Com informações da ONU 

O primeiro-ministro de Cabo Verde, Ulisses Correia e Silva, disse que o país de língua portuguesa quer chegar a 2030 com mais de 50% de energia renovável. Em entrevista à ONU News, da cidade da Praia, o chefe de governo realçou o que o mundo pode esperar da atuação de Cabo Verde na área da ação climática.

“Nós somos um pequeno Estado insular, somos tomadores de crise. Quer dizer que aquilo que é o aquecimento global e a carbonização acabam por influenciar fortemente o aumento da durabilidade dos pequenos Estados. Aquilo que Cabo Verde está a fazer, pela própria nossa necessidade, em primeiro lugar, é termos uma estratégia muito forte de transição energética. Porque nós possamos reduzir a dependência dos combustíveis fósseis. Por isso é que temos metas muito grandes para atingirmos em 2030.”

Além do objetivo de 50% na próxima década, o país pretende ter cerca de 100% de energia renovável em 2040, incluindo mobilidade elétrica. Para cumprir o objetivo de limitar o aumento da temperatura a 1,5º C, o secretário-geral da ONU, Antonio Guterres, tem pedido que todos os países se comprometam em alcançar a neutralidade do carbono até 2050.

Segundo o primeiro-ministro, o país quer transformar o mar imenso que circunda em uma economia azul, com gestão sustentável dos recursos costeiros e recursos marinhos. Em terceiro lugar, o país quer reduzir a sua dependência da água das chuvas.

Correia e Silva lembrou que Cabo Verde é um país onde chove pouco e por isso precisa ter uma estratégia de diversificação do uso da água, com recurso a dessalinização, com forte nexo com as energias renováveis.”

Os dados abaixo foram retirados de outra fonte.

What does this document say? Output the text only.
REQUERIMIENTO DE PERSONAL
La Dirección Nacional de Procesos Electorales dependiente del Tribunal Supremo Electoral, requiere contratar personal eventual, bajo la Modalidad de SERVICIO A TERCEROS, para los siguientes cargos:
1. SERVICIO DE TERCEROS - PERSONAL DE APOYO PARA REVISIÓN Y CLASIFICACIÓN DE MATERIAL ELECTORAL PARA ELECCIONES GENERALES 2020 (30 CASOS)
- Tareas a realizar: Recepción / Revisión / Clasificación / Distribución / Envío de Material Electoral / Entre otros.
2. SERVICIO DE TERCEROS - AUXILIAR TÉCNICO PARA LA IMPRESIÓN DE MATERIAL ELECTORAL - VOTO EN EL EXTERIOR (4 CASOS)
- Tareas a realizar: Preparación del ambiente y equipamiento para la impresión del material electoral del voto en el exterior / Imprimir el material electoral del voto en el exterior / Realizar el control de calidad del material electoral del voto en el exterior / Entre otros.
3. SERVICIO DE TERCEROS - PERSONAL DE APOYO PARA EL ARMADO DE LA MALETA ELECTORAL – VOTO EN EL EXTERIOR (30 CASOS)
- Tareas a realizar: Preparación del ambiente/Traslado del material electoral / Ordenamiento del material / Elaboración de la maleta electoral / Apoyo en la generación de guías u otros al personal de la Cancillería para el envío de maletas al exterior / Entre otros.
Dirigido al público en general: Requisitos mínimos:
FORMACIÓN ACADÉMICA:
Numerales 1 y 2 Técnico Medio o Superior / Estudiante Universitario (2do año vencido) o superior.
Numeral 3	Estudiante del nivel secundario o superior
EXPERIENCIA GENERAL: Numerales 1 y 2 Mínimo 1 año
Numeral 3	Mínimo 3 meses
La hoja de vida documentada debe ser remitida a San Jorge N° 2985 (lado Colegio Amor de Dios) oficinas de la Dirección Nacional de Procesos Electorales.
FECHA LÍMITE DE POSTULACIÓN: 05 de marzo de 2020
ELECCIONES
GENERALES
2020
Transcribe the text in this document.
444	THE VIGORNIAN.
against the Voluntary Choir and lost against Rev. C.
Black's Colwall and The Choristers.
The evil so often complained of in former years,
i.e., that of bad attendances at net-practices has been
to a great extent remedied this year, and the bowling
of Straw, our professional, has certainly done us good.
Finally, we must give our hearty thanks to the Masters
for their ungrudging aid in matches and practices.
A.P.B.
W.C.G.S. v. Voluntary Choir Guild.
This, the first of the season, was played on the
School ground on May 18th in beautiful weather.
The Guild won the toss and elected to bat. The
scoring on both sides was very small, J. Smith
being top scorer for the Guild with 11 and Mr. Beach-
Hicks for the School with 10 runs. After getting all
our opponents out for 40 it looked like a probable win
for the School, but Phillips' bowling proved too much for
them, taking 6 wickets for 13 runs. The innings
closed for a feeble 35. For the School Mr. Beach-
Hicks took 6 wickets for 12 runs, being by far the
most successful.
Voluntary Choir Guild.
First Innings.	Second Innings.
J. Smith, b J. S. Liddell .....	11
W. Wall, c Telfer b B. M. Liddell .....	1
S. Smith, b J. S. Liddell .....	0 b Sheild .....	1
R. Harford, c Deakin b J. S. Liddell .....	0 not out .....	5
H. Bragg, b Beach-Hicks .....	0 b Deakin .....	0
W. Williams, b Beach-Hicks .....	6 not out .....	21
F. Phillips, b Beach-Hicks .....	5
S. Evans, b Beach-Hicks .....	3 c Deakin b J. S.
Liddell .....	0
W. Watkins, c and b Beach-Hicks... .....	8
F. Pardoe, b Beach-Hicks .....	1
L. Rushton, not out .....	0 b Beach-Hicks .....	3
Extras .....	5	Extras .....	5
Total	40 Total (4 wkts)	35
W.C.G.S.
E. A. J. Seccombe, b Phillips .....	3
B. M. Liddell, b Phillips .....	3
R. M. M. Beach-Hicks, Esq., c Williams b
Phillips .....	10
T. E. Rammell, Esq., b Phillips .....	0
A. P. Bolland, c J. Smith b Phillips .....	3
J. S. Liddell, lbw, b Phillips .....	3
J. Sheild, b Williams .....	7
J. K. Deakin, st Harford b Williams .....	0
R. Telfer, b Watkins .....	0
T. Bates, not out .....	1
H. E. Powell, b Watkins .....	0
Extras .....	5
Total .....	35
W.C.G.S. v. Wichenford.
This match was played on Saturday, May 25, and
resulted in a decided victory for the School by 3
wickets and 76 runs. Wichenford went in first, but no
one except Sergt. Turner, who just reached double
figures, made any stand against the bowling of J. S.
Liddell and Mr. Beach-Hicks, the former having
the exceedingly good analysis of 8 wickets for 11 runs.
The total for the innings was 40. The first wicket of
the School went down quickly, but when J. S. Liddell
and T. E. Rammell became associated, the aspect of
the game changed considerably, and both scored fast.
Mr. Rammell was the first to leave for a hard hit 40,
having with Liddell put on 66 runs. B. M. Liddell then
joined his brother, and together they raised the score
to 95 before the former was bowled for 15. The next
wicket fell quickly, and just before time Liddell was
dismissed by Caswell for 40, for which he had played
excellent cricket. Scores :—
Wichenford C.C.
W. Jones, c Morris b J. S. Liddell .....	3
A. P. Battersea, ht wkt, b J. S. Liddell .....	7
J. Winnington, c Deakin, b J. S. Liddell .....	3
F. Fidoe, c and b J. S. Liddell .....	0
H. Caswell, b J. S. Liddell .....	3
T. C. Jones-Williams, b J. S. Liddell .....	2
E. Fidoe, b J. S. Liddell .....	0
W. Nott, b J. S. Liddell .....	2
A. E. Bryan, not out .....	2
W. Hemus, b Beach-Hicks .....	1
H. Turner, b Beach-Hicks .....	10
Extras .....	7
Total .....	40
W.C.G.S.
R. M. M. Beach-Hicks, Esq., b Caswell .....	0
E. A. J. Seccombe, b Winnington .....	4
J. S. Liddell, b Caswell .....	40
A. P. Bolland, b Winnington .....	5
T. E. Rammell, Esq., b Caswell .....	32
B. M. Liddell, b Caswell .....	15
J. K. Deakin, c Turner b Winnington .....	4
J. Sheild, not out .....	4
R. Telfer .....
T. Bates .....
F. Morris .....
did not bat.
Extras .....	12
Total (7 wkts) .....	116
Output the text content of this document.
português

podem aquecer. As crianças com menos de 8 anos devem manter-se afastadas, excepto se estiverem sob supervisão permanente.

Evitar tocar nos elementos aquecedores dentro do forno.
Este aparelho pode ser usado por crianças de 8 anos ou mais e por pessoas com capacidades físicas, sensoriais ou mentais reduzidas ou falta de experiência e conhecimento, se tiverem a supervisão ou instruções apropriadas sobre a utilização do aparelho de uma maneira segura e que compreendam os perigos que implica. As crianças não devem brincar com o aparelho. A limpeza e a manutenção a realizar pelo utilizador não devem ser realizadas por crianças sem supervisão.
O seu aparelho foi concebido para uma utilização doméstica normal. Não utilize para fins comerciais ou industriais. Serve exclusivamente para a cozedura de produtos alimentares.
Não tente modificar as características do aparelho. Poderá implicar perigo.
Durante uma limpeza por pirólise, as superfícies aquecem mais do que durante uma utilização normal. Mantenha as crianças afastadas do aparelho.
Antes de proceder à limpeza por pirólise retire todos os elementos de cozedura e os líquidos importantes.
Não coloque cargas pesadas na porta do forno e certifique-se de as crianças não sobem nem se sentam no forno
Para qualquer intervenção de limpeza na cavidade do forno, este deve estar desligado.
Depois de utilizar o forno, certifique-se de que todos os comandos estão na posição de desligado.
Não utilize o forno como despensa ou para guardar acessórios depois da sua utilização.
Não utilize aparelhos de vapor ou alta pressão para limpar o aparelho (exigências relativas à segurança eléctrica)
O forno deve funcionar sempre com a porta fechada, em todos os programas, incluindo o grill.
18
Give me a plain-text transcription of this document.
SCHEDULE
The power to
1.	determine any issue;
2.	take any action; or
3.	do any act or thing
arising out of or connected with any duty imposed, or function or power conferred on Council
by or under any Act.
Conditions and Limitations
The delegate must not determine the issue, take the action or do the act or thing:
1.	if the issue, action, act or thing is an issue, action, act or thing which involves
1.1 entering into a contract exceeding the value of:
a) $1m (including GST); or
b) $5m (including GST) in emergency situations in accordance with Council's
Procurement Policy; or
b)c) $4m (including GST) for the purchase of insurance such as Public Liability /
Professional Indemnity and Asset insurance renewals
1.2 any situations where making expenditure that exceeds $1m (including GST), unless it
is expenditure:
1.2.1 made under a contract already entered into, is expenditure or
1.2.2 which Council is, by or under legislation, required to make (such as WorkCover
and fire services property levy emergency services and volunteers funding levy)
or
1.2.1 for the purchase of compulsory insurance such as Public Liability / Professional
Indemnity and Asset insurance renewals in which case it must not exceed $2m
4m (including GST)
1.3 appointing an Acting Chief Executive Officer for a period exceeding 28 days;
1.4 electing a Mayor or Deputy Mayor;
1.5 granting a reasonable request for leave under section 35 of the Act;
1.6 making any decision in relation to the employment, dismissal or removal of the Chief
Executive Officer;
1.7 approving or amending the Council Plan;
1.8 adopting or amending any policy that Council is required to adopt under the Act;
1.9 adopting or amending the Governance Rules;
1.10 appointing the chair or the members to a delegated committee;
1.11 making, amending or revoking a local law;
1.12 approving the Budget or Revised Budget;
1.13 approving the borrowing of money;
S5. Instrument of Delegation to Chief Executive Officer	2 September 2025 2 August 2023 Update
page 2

Para primeiro-ministro, ação climática tem de acontecer, primeiro, pelos cabo-verdianos, ONU Cabo Verde Para o chefe de governo, estas são áreas de necessidades emergentes. Ele diz que precisam ter uma resposta, em primeiro lugar, pelo interesso dos próprios cabo-verdianos, e “a partir daí também dar uma contribuição para a globalidade da ação climática.”

Correia e Silva também destacou os desafios e as oportunidades na Comunidade dos Países de Língua Portuguesa (CPLP) para enfrentar a mudança climática.

“Primeiro estarmos com um bom alinhamento relativamente a questões fundamentais, que têm a ver com a transição energética, que têm a ver com gestão sustentável dos recursos marinhos, porque são países que têm costas e têm vasto oceano a circundar.  E em segundo lugar, fazer com que a estratégia da água esteja também como um elemento importante no centro das preocupações. Portanto toda esta estratégia se for consertada a nível dos países da Cplp e dos países africanos de língua portuguesa pode nos dar muito mais capacidade de intervenção e da ação conjunta.”